WangLe / School of Economics and Finance, Xi 'an Jiaotong University
Cuixueying / School of Economics and Finance, Xi 'an Jiaotong University
The direct consequences of review manipulation have been well documented in literature, while its spillover effect received surprisingly little attention in academia. On the one hand, competitors might suffer from a focal firm’s review manipulation due to the market diverting effect, refers to the fact that the focal firm will wrest consumers and market shares from its competitors and the negative contagion effect caused by the fact that individual wrongdoings being extrapolated to the whole seller group. On the other hand, competitors might benefit from a focal firm’s review manipulation as consumers, once identified firm’s review manipulation, may shift from that firm to its competitors, leading the positive competitive effect. Platform-based business forms a dual structure of the reputation system including an individual reputation of the seller and a collective reputation of the seller group. Integrating social cognitive theory and the accessibility–diagnosticity framework, we theorize that the interplay between seller’s collective and individual reputation will activates one of the three paths, leading to heterogeneous spillover effects of seller’s review manipulation.
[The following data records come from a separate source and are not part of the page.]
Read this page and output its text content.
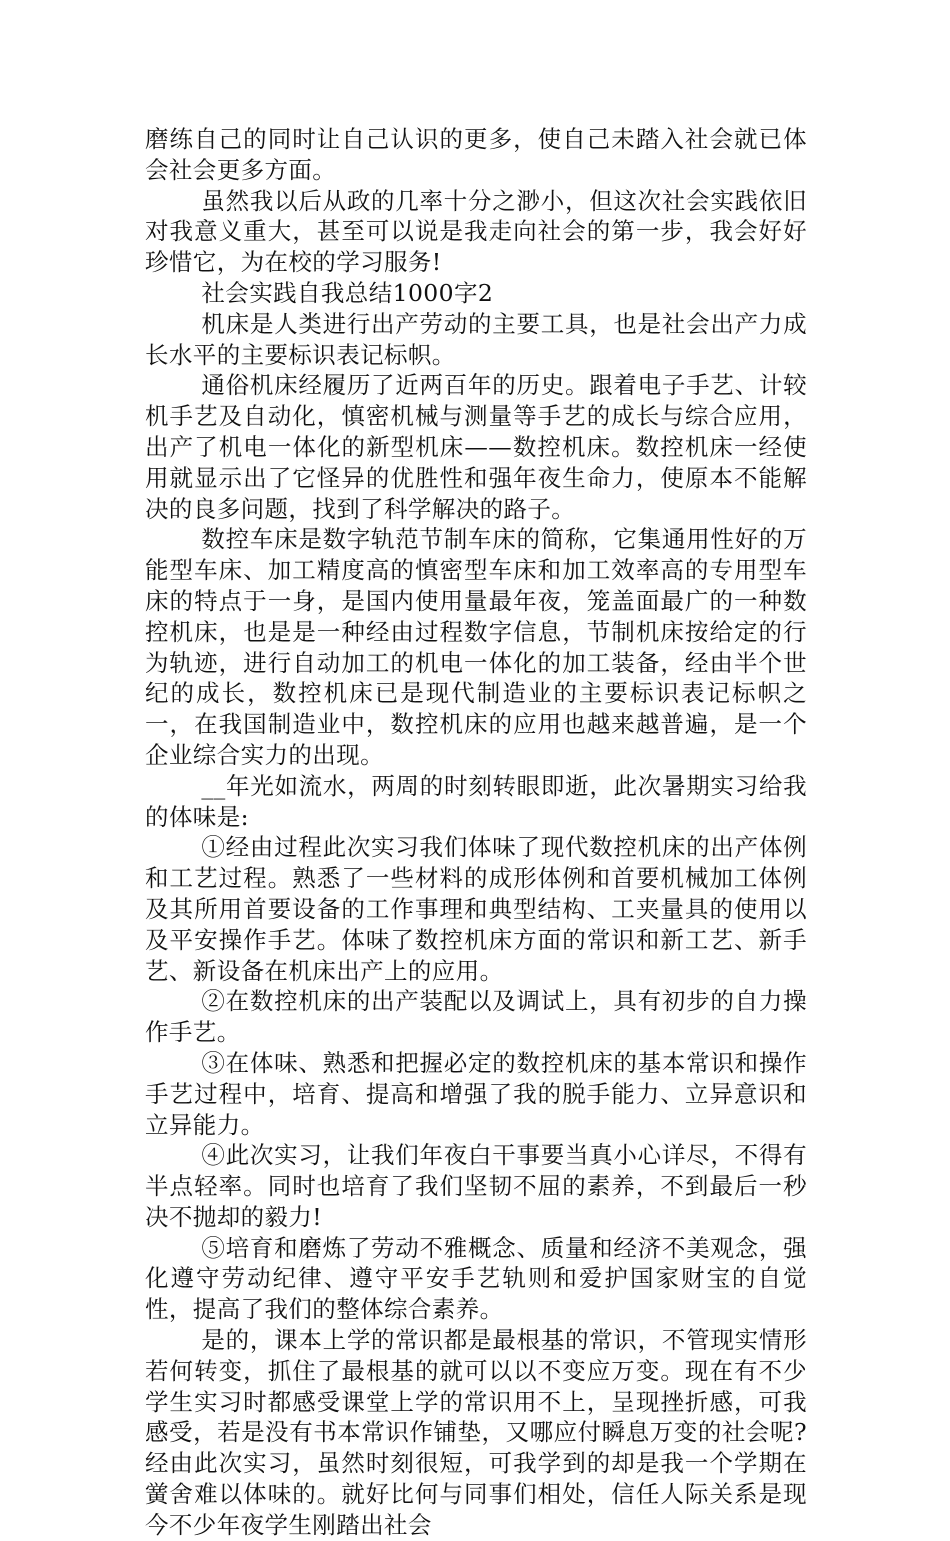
磨练自己的同时让自己认识的更多，使自己未踏入社会就已体会社会更多方面。

虽然我以后从政的几率十分之渺小，但这次社会实践依旧对我意义重大，甚至可以说是我走向社会的第一步，我会好好珍惜它，为在校的学习服务!

社会实践自我总结1000字2

机床是人类进行出产劳动的主要工具，也是社会出产力成长水平的主要标识表记标帜。

通俗机床经履历了近两百年的历史。跟着电子手艺、计较机手艺及自动化，慎密机械与测量等手艺的成长与综合应用，出产了机电一体化的新型机床——数控机床。数控机床一经使用就显示出了它怪异的优胜性和强年夜生命力，使原本不能解决的良多问题，找到了科学解决的路子。

数控车床是数字轨范节制车床的简称，它集通用性好的万能型车床、加工精度高的慎密型车床和加工效率高的专用型车床的特点于一身，是国内使用量最年夜，笼盖面最广的一种数控机床，也是是一种经由过程数字信息，节制机床按给定的行为轨迹，进行自动加工的机电一体化的加工装备，经由半个世纪的成长，数控机床已是现代制造业的主要标识表记标帜之一，在我国制造业中，数控机床的应用也越来越普遍，是一个企业综合实力的出现。

__年光如流水，两周的时刻转眼即逝，此次暑期实习给我的体味是:

①经由过程此次实习我们体味了现代数控机床的出产体例和工艺过程。熟悉了一些材料的成形体例和首要机械加工体例及其所用首要设备的工作事理和典型结构、工夹量具的使用以及平安操作手艺。体味了数控机床方面的常识和新工艺、新手艺、新设备在机床出产上的应用。

②在数控机床的出产装配以及调试上，具有初步的自力操作手艺。

③在体味、熟悉和把握必定的数控机床的基本常识和操作手艺过程中，培育、提高和增强了我的脱手能力、立异意识和立异能力。

④此次实习，让我们年夜白干事要当真小心详尽，不得有半点轻率。同时也培育了我们坚韧不屈的素养，不到最后一秒决不抛却的毅力!

⑤培育和磨炼了劳动不雅概念、质量和经济不美观念，强化遵守劳动纪律、遵守平安手艺轨则和爱护国家财宝的自觉性，提高了我们的整体综合素养。

是的，课本上学的常识都是最根基的常识，不管现实情形若何转变，抓住了最根基的就可以以不变应万变。现在有不少学生实习时都感受课堂上学的常识用不上，呈现挫折感，可我感受，若是没有书本常识作铺垫，又哪应付瞬息万变的社会呢?经由此次实习，虽然时刻很短，可我学到的却是我一个学期在黉舍难以体味的。就好比何与同事们相处，信任人际关系是现今不少年夜学生刚踏出社会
Analyses of more than one million observations from two leading online reservation platforms in China show that: (1) for high collective reputation sellers, review manipulation activates the market diverting effect and impedes the sales of both their direct and in-direct competitors; (2) for sellers with low collective reputation but high individual reputation, review manipulation activates the negative contagion effect and impedes the sales of their direct competitors, but fuels the sales of their in-direct competitors; (3) for sellers with low collective and individual reputation, review manipulation activates the positive competitive effect and fuels the sales of both their direct and indirect competitors. These findings survive a myriad of robust examinations, including the use of a set of subsample analyses, alternative measures of independent and depedent variables, alternative causal identification techniques, and alternative observation time windows. The findings have design implications for marketers and platform managers and contribute to our understanding of how seller’s manipulation of online reviews, depending on the interplay between seller’s individual and collective reputation, can either benefit or hurt its competitors.